13.01.2021 | buch, CD/DVD/BUCH/Apps

 

Buchcover Zalkov Edwin Fischer

Julia Zalkow  
EDWIN FISCHER (1886-1960)
Pianist, Dirigent, Musikpädagoge
Eine Biographie
460 Seiten, Böhlau Verlag, 2020

Edwin Fischer. Ganz vergessen ist er natürlich nicht, wenn auch der Schweizer Pianist (1886-1960) nicht annähernd den Nachruhm genießt wie etwa sein Zeitgenosse Rubinstein oder, ein Jahrzehnt jünger, Kempff – deren Auftreten nun auch um einiges spektakulärer war. Immerhin hat sich die Musikwissenschaftlerin Julia Zalkow ausreichend für Edwin Fischer interessiert, um ihm eine biographische Dissertation zu widmen, die nun auch zwischen Buchdeckeln erschienen ist.

Die Autorin hat sich die umfangreiche Arbeit nicht leicht gemacht. Es gibt zwar Fischers Nachlass, er hat seine Auftritte in Listen festgehalten und auch mehr oder minder ausführlich Tagebuch geführt, wobei Julia Zalkow weiß, dass man den individuellen Blick auf das eigene Leben überprüfen muss.

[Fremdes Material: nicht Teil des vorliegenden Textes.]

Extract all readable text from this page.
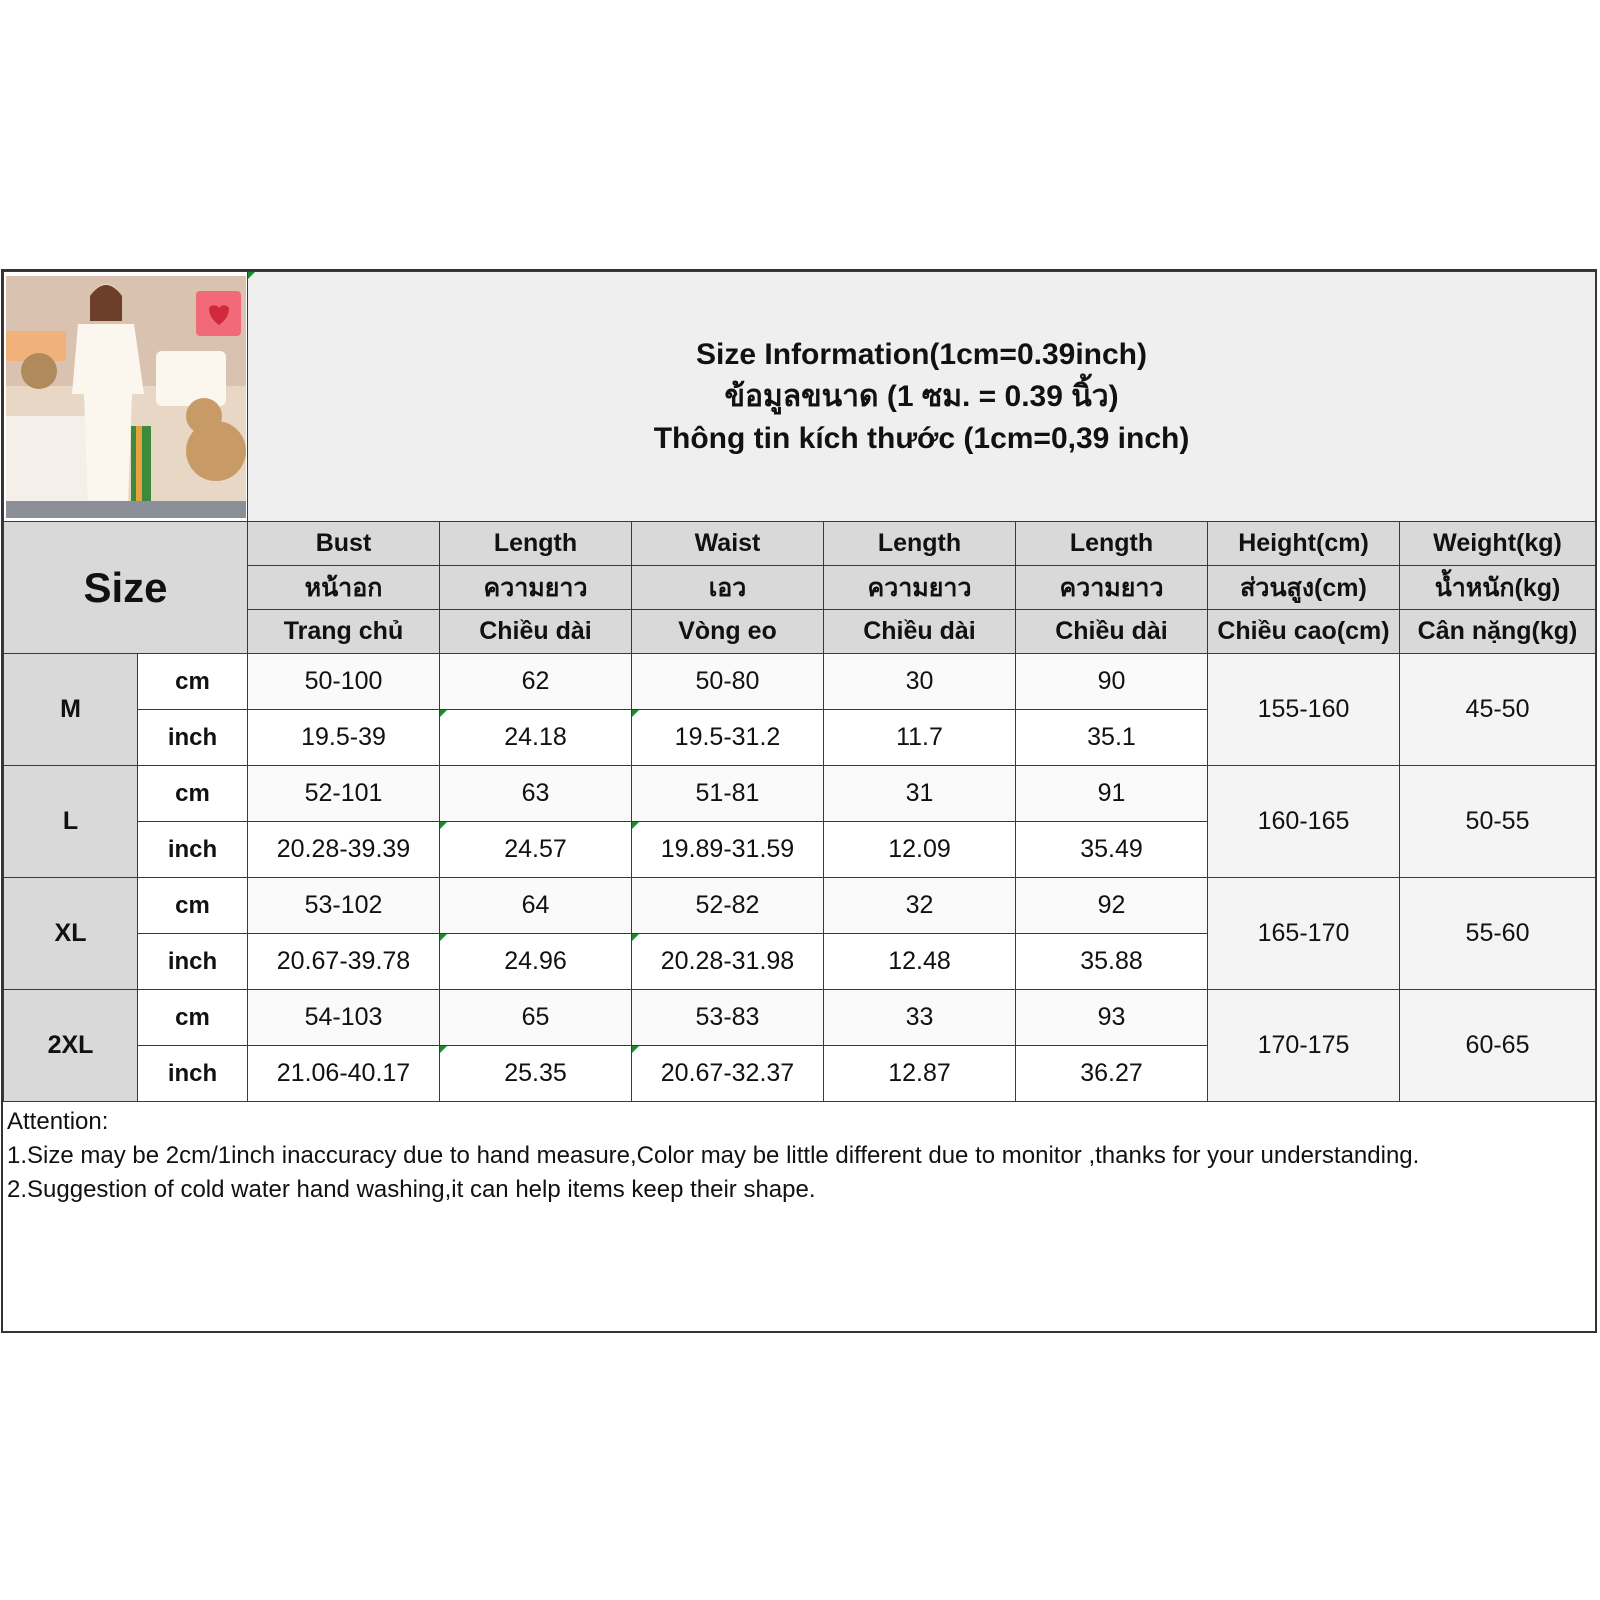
Size Information(1cm=0.39inch)
ข้อมูลขนาด (1 ซม. = 0.39 นิ้ว)
Thông tin kích thước (1cm=0,39 inch)						

Size		Bust	Length	Waist	Length	Length	Height(cm)	Weight(kg)
		หน้าอก	ความยาว	เอว	ความยาว	ความยาว	ส่วนสูง(cm)	น้ำหนัก(kg)
		Trang chủ	Chiều dài	Vòng eo	Chiều dài	Chiều dài	Chiều cao(cm)	Cân nặng(kg)
M	cm	50-100	62	50-80	30	90	155-160	45-50
	inch	19.5-39	24.18	19.5-31.2	11.7	35.1		
L	cm	52-101	63	51-81	31	91	160-165	50-55
	inch	20.28-39.39	24.57	19.89-31.59	12.09	35.49		
XL	cm	53-102	64	52-82	32	92	165-170	55-60
	inch	20.67-39.78	24.96	20.28-31.98	12.48	35.88		
2XL	cm	54-103	65	53-83	33	93	170-175	60-65
	inch	21.06-40.17	25.35	20.67-32.37	12.87	36.27		
Attention:
1.Size may be 2cm/1inch inaccuracy due to hand measure,Color may be little different due to monitor ,thanks for your understanding.
2.Suggestion of cold water hand washing,it can help items keep their shape.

Sie ist in Archive gegangen, hat in Nachlässen allerlei Material gefunden und mit noch lebenden Zeitzeugen gesprochen, darunter den beiden berühmt gewordenen österreichischen Schülern von Edwin Fischer, Alfred Brendel und Paul Badura-Skoda, die nur in hohem Grade Lobendes über ihn zu sagen wussten. Für Badura-Skoda war der für ihn so wichtige Lehrer offenbar ein lebenslanges Thema, hat er doch bei Auktionen auch Material rund um diesen erworben.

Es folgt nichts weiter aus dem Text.